Ampere Architecture (2020): A100 and 3rd Gen Tensor Cores
The Ampere architecture shifted the paradigm again. The A100 remains a workhorse GPU in many datacenters today.
A100 SXM4 80GB key specs:
- CUDA cores: 6,912
- 3rd-gen Tensor Cores: 432
- FP32 performance: 19.5 TFLOPS
- FP16 Tensor Core: 312 TFLOPS
- TF32 Tensor Core: 156 TFLOPS
- BF16 Tensor Core: 312 TFLOPS
- INT8 Tensor Core: 624 TOPS
- Memory: 80GB HBM2e, 2,000 GB/s
- NVLink 3.0: 600 GB/s
Ampere's key innovations:
TF32 (TensorFloat-32): A hybrid between FP32 and FP16. Exponent bits match FP32 (8 bits); mantissa matches FP16 (10 bits). Existing FP32 code can leverage Tensor Core speeds without modification — balancing numerical stability and speed.

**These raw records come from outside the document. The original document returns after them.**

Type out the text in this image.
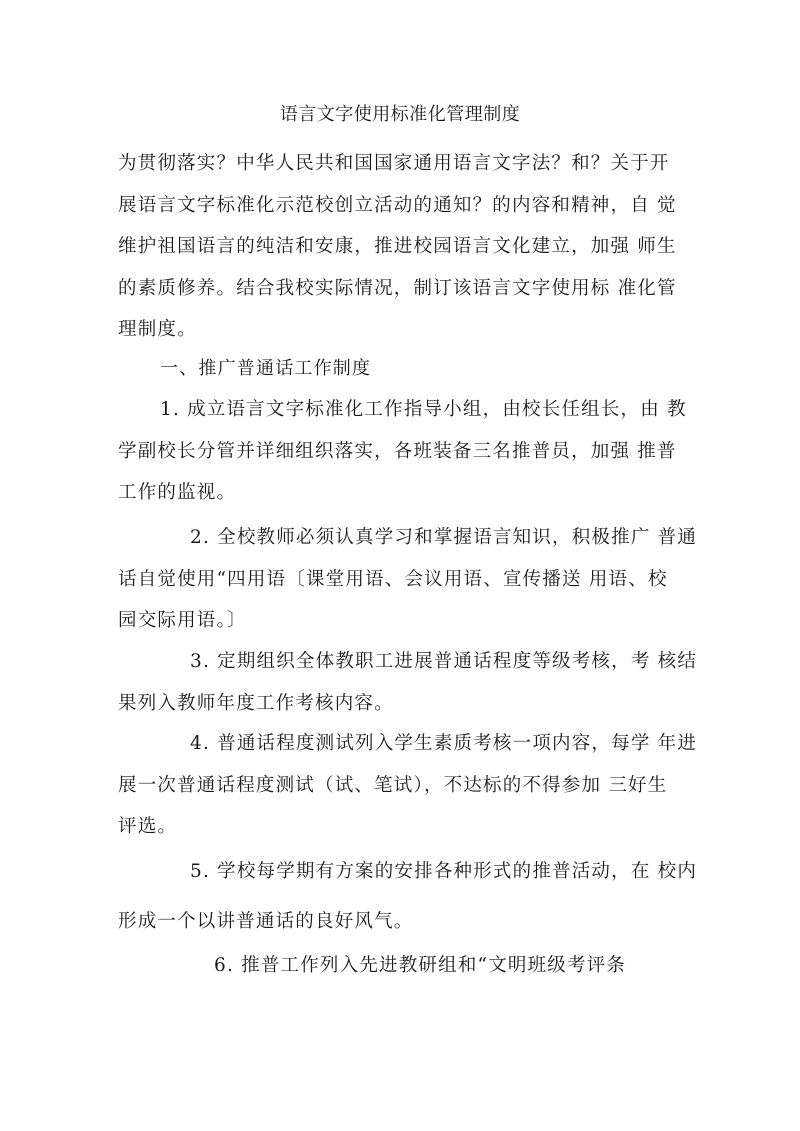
语言文字使用标准化管理制度
为贯彻落实？中华人民共和国国家通用语言文字法？和？关于开
展语言文字标准化示范校创立活动的通知？的内容和精神，自 觉
维护祖国语言的纯洁和安康，推进校园语言文化建立，加强 师生
的素质修养。结合我校实际情况，制订该语言文字使用标 准化管
理制度。
一、推广普通话工作制度
1. 成立语言文字标准化工作指导小组，由校长任组长，由 教
学副校长分管并详细组织落实，各班装备三名推普员，加强 推普
工作的监视。
2. 全校教师必须认真学习和掌握语言知识，积极推广 普通
话自觉使用“四用语〔课堂用语、会议用语、宣传播送 用语、校
园交际用语。〕
3. 定期组织全体教职工进展普通话程度等级考核，考 核结
果列入教师年度工作考核内容。
4. 普通话程度测试列入学生素质考核一项内容，每学 年进
展一次普通话程度测试（试、笔试），不达标的不得参加 三好生
评选。
5. 学校每学期有方案的安排各种形式的推普活动，在 校内
形成一个以讲普通话的良好风气。
6. 推普工作列入先进教研组和“文明班级考评条
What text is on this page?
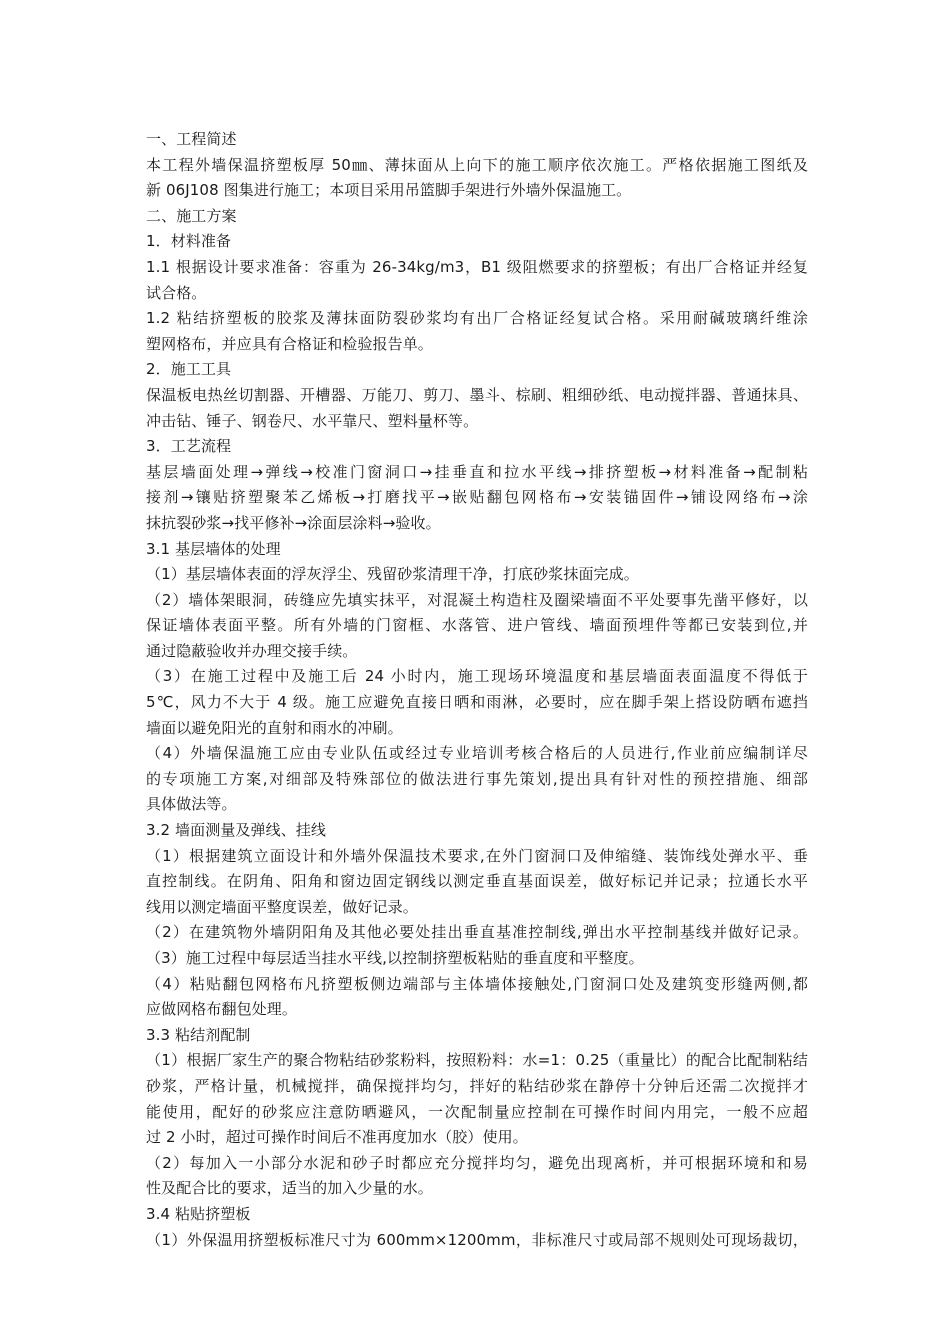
一、工程简述
本工程外墙保温挤塑板厚 50㎜、薄抹面从上向下的施工顺序依次施工。严格依据施工图纸及
新 06J108 图集进行施工；本项目采用吊篮脚手架进行外墙外保温施工。
二、施工方案
1．材料准备
1.1 根据设计要求准备：容重为 26-34kg/m3，B1 级阻燃要求的挤塑板；有出厂合格证并经复
试合格。
1.2 粘结挤塑板的胶浆及薄抹面防裂砂浆均有出厂合格证经复试合格。采用耐碱玻璃纤维涂
塑网格布，并应具有合格证和检验报告单。
2．施工工具
保温板电热丝切割器、开槽器、万能刀、剪刀、墨斗、棕刷、粗细砂纸、电动搅拌器、普通抹具、
冲击钻、锤子、钢卷尺、水平靠尺、塑料量杯等。
3．工艺流程
基层墙面处理→弹线→校准门窗洞口→挂垂直和拉水平线→排挤塑板→材料准备→配制粘
接剂→镶贴挤塑聚苯乙烯板→打磨找平→嵌贴翻包网格布→安装锚固件→铺设网络布→涂
抹抗裂砂浆→找平修补→涂面层涂料→验收。
3.1 基层墙体的处理
（1）基层墙体表面的浮灰浮尘、残留砂浆清理干净，打底砂浆抹面完成。
（2）墙体架眼洞，砖缝应先填实抹平，对混凝土构造柱及圈梁墙面不平处要事先凿平修好，以
保证墙体表面平整。所有外墙的门窗框、水落管、进户管线、墙面预埋件等都已安装到位,并
通过隐蔽验收并办理交接手续。
（3）在施工过程中及施工后 24 小时内，施工现场环境温度和基层墙面表面温度不得低于
5℃，风力不大于 4 级。施工应避免直接日晒和雨淋，必要时，应在脚手架上搭设防晒布遮挡
墙面以避免阳光的直射和雨水的冲刷。
（4）外墙保温施工应由专业队伍或经过专业培训考核合格后的人员进行,作业前应编制详尽
的专项施工方案,对细部及特殊部位的做法进行事先策划,提出具有针对性的预控措施、细部
具体做法等。
3.2 墙面测量及弹线、挂线
（1）根据建筑立面设计和外墙外保温技术要求,在外门窗洞口及伸缩缝、装饰线处弹水平、垂
直控制线。在阴角、阳角和窗边固定钢线以测定垂直基面误差，做好标记并记录；拉通长水平
线用以测定墙面平整度误差，做好记录。
（2）在建筑物外墙阴阳角及其他必要处挂出垂直基准控制线,弹出水平控制基线并做好记录。
（3）施工过程中每层适当挂水平线,以控制挤塑板粘贴的垂直度和平整度。
（4）粘贴翻包网格布凡挤塑板侧边端部与主体墙体接触处,门窗洞口处及建筑变形缝两侧,都
应做网格布翻包处理。
3.3 粘结剂配制
（1）根据厂家生产的聚合物粘结砂浆粉料，按照粉料：水=1：0.25（重量比）的配合比配制粘结
砂浆，严格计量，机械搅拌，确保搅拌均匀，拌好的粘结砂浆在静停十分钟后还需二次搅拌才
能使用，配好的砂浆应注意防晒避风，一次配制量应控制在可操作时间内用完，一般不应超
过 2 小时，超过可操作时间后不准再度加水（胶）使用。
（2）每加入一小部分水泥和砂子时都应充分搅拌均匀，避免出现离析，并可根据环境和和易
性及配合比的要求，适当的加入少量的水。
3.4 粘贴挤塑板
（1）外保温用挤塑板标准尺寸为 600mm×1200mm，非标准尺寸或局部不规则处可现场裁切，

Sparsity support: A100 supports 2:4 structured sparsity in hardware. Setting 50% of model parameters to zero (pruning) lets Tensor Cores exploit this for a 2x additional performance gain. Up to 1,248 TOPS in INT8 theoretically.
Multi-Instance GPU (MIG): A100 can be partitioned into up to 7 independent GPU instances. Useful for running multiple small models in isolated environments on inference servers.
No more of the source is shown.